• Welcome to Sitemap Generator Forum.
 

UNLTD Generator works strange - too slow and never finished

Started by motogonki2, August 01, 2018, 07:09:46 PM

Previous topic - Next topic

motogonki2

Hi there! I am the Sitemap Generator Customer since 2012 or so. So, till this time everything worked good (not perfect, but good). This time I can not finish the crowling operation.

Old version (updated in 2017) crowls around 2.5 hours for 100 000 links and consumes not more than 255 megs of RAM. This one consumes more and more, and after few hours of work drops with different exceptions.

Also, I have a warning instantly in the shell:

PHP Warning:  json_encode(): Invalid UTF-8 sequence in argument in /var/www/vhosts/motogonki.ru/cp.motogonki.ru/generator2018/pages/class.utils.inc.php on line 254

So, I could not generate а page of sitemap for the last 24 hours. Changes settings, sets to '0' (unlimited), no way.

"No sitemaps found
Sitemap was not generated yet, please go to Crawling page to start crawler manually or to setup a cron job."

P.S. Launched on the own server 64Gb RAM/4 CPU under CentOS. Powerfull enuf, for sure. Everything works well else the new Generator.

Old version works as usual. As a spare.

This is the existing Sitemap (0666), generated with old version Generator - [ External links are visible to forum administrators only ]

Also works.

What I do wrong for example? Thanx.


motogonki2

Hello, Oleg!

I also learned that updated Standalone PHP Sitemap Generator (up to v8.0) did not finished its processes after July, 31 2018. It stops every time after 60-75 mins on a 3rd depth level or so, with only 1500-1600 found links, and then can not continue the interrupted session, it initiates a new crowling every time (by submitting "Start creating Sitemap" neither with or without "Continue" checkbox on/off or run crowling in the shell).

In the end, Google can not see most of new articles, so we loosing a lot of incoming trafic because of this issue.

motogonki2

And one more learning:

I just found that The "Unlimited Site Generator" I purchased two days is the same (at the script level, file sizes etc) as the Standalone Site Generator, so I'd like to return the payment and return to using "old" Site Generator.

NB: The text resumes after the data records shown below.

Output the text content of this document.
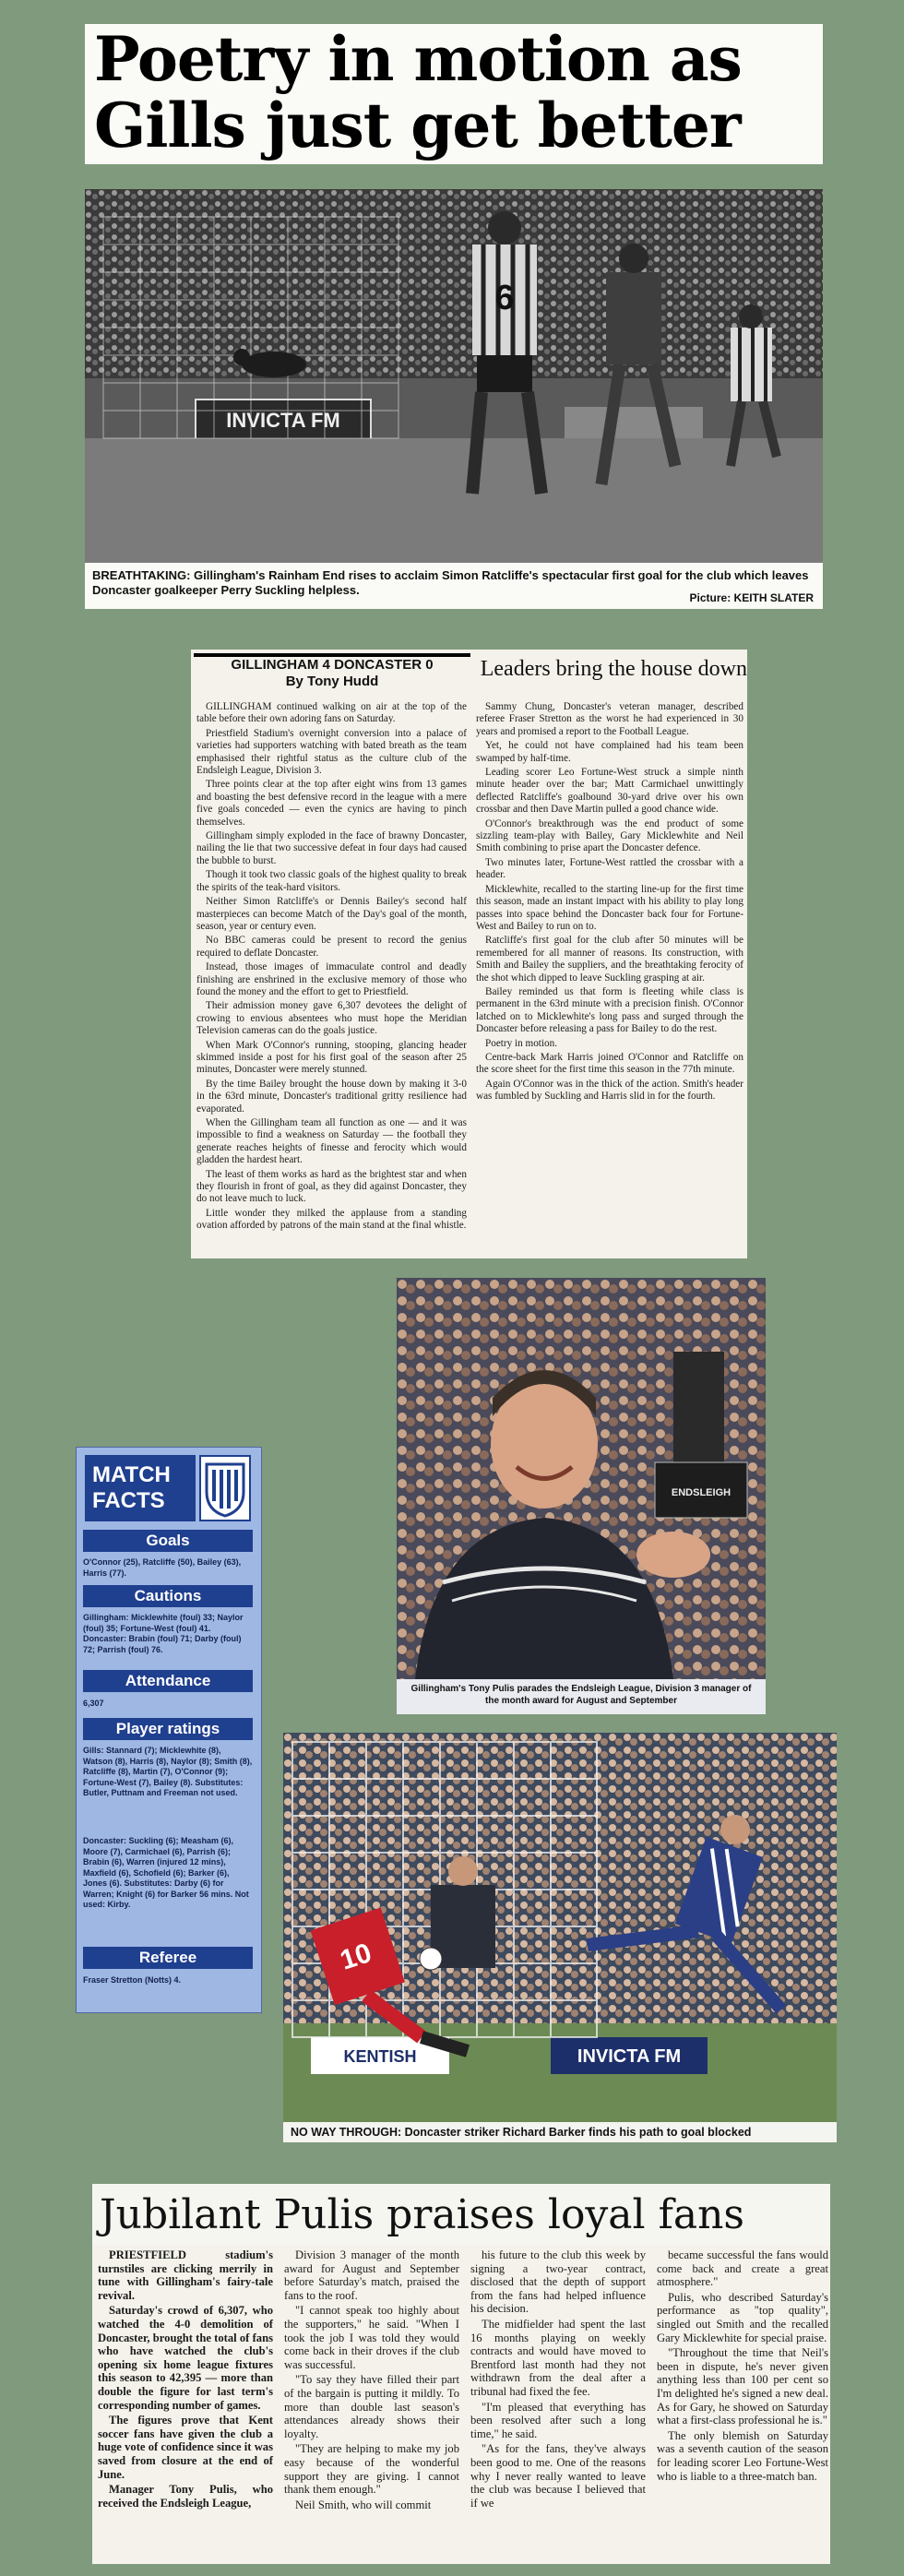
Poetry in motion as
Gills just get better
INVICTA FM
6
BREATHTAKING: Gillingham's Rainham End rises to acclaim Simon Ratcliffe's spectacular first goal for the club which leaves Doncaster goalkeeper Perry Suckling helpless.
Picture: KEITH SLATER
GILLINGHAM 4 DONCASTER 0
By Tony Hudd
Leaders bring the house down

GILLINGHAM continued walking on air at the top of the table before their own adoring fans on Saturday.

Priestfield Stadium's overnight conversion into a palace of varieties had supporters watching with bated breath as the team emphasised their rightful status as the culture club of the Endsleigh League, Division 3.

Three points clear at the top after eight wins from 13 games and boasting the best defensive record in the league with a mere five goals conceded — even the cynics are having to pinch themselves.

Gillingham simply exploded in the face of brawny Doncaster, nailing the lie that two successive defeat in four days had caused the bubble to burst.

Though it took two classic goals of the highest quality to break the spirits of the teak-hard visitors.

Neither Simon Ratcliffe's or Dennis Bailey's second half masterpieces can become Match of the Day's goal of the month, season, year or century even.

No BBC cameras could be present to record the genius required to deflate Doncaster.

Instead, those images of immaculate control and deadly finishing are enshrined in the exclusive memory of those who found the money and the effort to get to Priestfield.

Their admission money gave 6,307 devotees the delight of crowing to envious absentees who must hope the Meridian Television cameras can do the goals justice.

When Mark O'Connor's running, stooping, glancing header skimmed inside a post for his first goal of the season after 25 minutes, Doncaster were merely stunned.

By the time Bailey brought the house down by making it 3-0 in the 63rd minute, Doncaster's traditional gritty resilience had evaporated.

When the Gillingham team all function as one — and it was impossible to find a weakness on Saturday — the football they generate reaches heights of finesse and ferocity which would gladden the hardest heart.

The least of them works as hard as the brightest star and when they flourish in front of goal, as they did against Doncaster, they do not leave much to luck.

Little wonder they milked the applause from a standing ovation afforded by patrons of the main stand at the final whistle.

Sammy Chung, Doncaster's veteran manager, described referee Fraser Stretton as the worst he had experienced in 30 years and promised a report to the Football League.

Yet, he could not have complained had his team been swamped by half-time.

Leading scorer Leo Fortune-West struck a simple ninth minute header over the bar; Matt Carmichael unwittingly deflected Ratcliffe's goalbound 30-yard drive over his own crossbar and then Dave Martin pulled a good chance wide.

O'Connor's breakthrough was the end product of some sizzling team-play with Bailey, Gary Micklewhite and Neil Smith combining to prise apart the Doncaster defence.

Two minutes later, Fortune-West rattled the crossbar with a header.

Micklewhite, recalled to the starting line-up for the first time this season, made an instant impact with his ability to play long passes into space behind the Doncaster back four for Fortune-West and Bailey to run on to.

Ratcliffe's first goal for the club after 50 minutes will be remembered for all manner of reasons. Its construction, with Smith and Bailey the suppliers, and the breathtaking ferocity of the shot which dipped to leave Suckling grasping at air.

Bailey reminded us that form is fleeting while class is permanent in the 63rd minute with a precision finish. O'Connor latched on to Micklewhite's long pass and surged through the Doncaster before releasing a pass for Bailey to do the rest.

Poetry in motion.

Centre-back Mark Harris joined O'Connor and Ratcliffe on the score sheet for the first time this season in the 77th minute.

Again O'Connor was in the thick of the action. Smith's header was fumbled by Suckling and Harris slid in for the fourth.

MATCH
FACTS
Goals
O'Connor (25), Ratcliffe (50), Bailey (63), Harris (77).
Cautions
Gillingham: Micklewhite (foul) 33; Naylor (foul) 35; Fortune-West (foul) 41. Doncaster: Brabin (foul) 71; Darby (foul) 72; Parrish (foul) 76.
Attendance
6,307
Player ratings
Gills: Stannard (7); Micklewhite (8), Watson (8), Harris (8), Naylor (8); Smith (8), Ratcliffe (8), Martin (7), O'Connor (9); Fortune-West (7), Bailey (8). Substitutes: Butler, Puttnam and Freeman not used.
Doncaster: Suckling (6); Measham (6), Moore (7), Carmichael (6), Parrish (6); Brabin (6), Warren (injured 12 mins), Maxfield (6), Schofield (6); Barker (6), Jones (6). Substitutes: Darby (6) for Warren; Knight (6) for Barker 56 mins. Not used: Kirby.
Referee
Fraser Stretton (Notts) 4.
ENDSLEIGH
Gillingham's Tony Pulis parades the Endsleigh League, Division 3 manager of the month award for August and September
KENTISH	INVICTA FM
10
NO WAY THROUGH: Doncaster striker Richard Barker finds his path to goal blocked
Jubilant Pulis praises loyal fans

PRIESTFIELD stadium's turnstiles are clicking merrily in tune with Gillingham's fairy-tale revival.

Saturday's crowd of 6,307, who watched the 4-0 demolition of Doncaster, brought the total of fans who have watched the club's opening six home league fixtures this season to 42,395 — more than double the figure for last term's corresponding number of games.

The figures prove that Kent soccer fans have given the club a huge vote of confidence since it was saved from closure at the end of June.

Manager Tony Pulis, who received the Endsleigh League,

Division 3 manager of the month award for August and September before Saturday's match, praised the fans to the roof.

"I cannot speak too highly about the supporters," he said. "When I took the job I was told they would come back in their droves if the club was successful.

"To say they have filled their part of the bargain is putting it mildly. To more than double last season's attendances already shows their loyalty.

"They are helping to make my job easy because of the wonderful support they are giving. I cannot thank them enough."

Neil Smith, who will commit

his future to the club this week by signing a two-year contract, disclosed that the depth of support from the fans had helped influence his decision.

The midfielder had spent the last 16 months playing on weekly contracts and would have moved to Brentford last month had they not withdrawn from the deal after a tribunal had fixed the fee.

"I'm pleased that everything has been resolved after such a long time," he said.

"As for the fans, they've always been good to me. One of the reasons why I never really wanted to leave the club was because I believed that if we

became successful the fans would come back and create a great atmosphere."

Pulis, who described Saturday's performance as "top quality", singled out Smith and the recalled Gary Micklewhite for special praise.

"Throughout the time that Neil's been in dispute, he's never given anything less than 100 per cent so I'm delighted he's signed a new deal. As for Gary, he showed on Saturday what a first-class professional he is."

The only blemish on Saturday was a seventh caution of the season for leading scorer Leo Fortune-West who is liable to a three-match ban.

It's probably someone's mistake, but... for now both do not work for the same reason and in the same way. So why I should pay for the new one? Have no reason for sure.


motogonki2

One more thing: after two days of work one of the processes has been successfully finished! Hallelujah.

But - once again -

The XLS stylesheets have ceased to work. Earlier it was possible to change the header and footer manually, now it's forbidden, and for some reason by default it use the remote stylesheet, not the file that was copied to the folder with the Sitemap XLS. Each time after regeneration, references to styles are lost. How to fix it?

motogonki2

[ External links are visible to forum administrators only ]

XML-Sitemaps Support

Hello,

you can modified generator/pages/mods/sitemap_xml_tpl.xml file for that :
<?xml-stylesheet type="text/xsl" href="http:/yourlinkto/sitemap.xsl"?>
and regenerate sitemap after that.

motogonki2

Hi there, I am back. There's a strange problem with the UNLTD Generator: it spoils some headers of the XML Site Map pages, and Google informed me about it, 3 weeks later. What to do about it?

Google stops parsing there (on 30000-th page from 105000). We have no traffic and losing positions in the Search results every day.

[ External links are visible to forum administrators only ]

Please, check it out and rule it out somehow.

XML-Sitemaps Support

Hello,

it's possible that the script was terminated by the server in the middle of the sitemap file creation.
You can try to reduce the "URLs per sitemap file" setting to make smaller sitemap files to avoid this.

motogonki2

Hi there!

How to rebuild/regenerate all sitemaps files (html/xml) on the site without crawling, using previously collected data? Is it possible?

XML-Sitemaps Support

Hello,

if there is a file named crawl_dump_resume.log in generator/data/ folder, you can copy it to crawl_dump.log (save a copy of it just in case) and run generator, resuming the crawling process - that would be the last saved point of the crawling process.

motogonki2

Quote from: XML-Sitemaps Support on September 12, 2018, 06:46:02 AM
Hello,

it's possible that the script was terminated by the server in the middle of the sitemap file creation.
You can try to reduce the "URLs per sitemap file" setting to make smaller sitemap files to avoid this.

Well, I did as you said. It does not help. More chunks - more errors, and most of them because of wrong EOF or something like this. It does not matter - 2000, 5000 or 20000 links in each file, still there is a enough of errors and unhandled XML.

This never happened before I installed the latest versions of the Unlimited Generator and the upgrade my Standalone Sitemap Generator (PHP) to v8.0, 2018-05-17

motogonki2


XML-Sitemaps Support

Hello,

it means that the generator process was interrupted by the server in the middle of writing the file. The only way to resolve this is to configure the server not to interrupt (kill) generator process I'm afraid.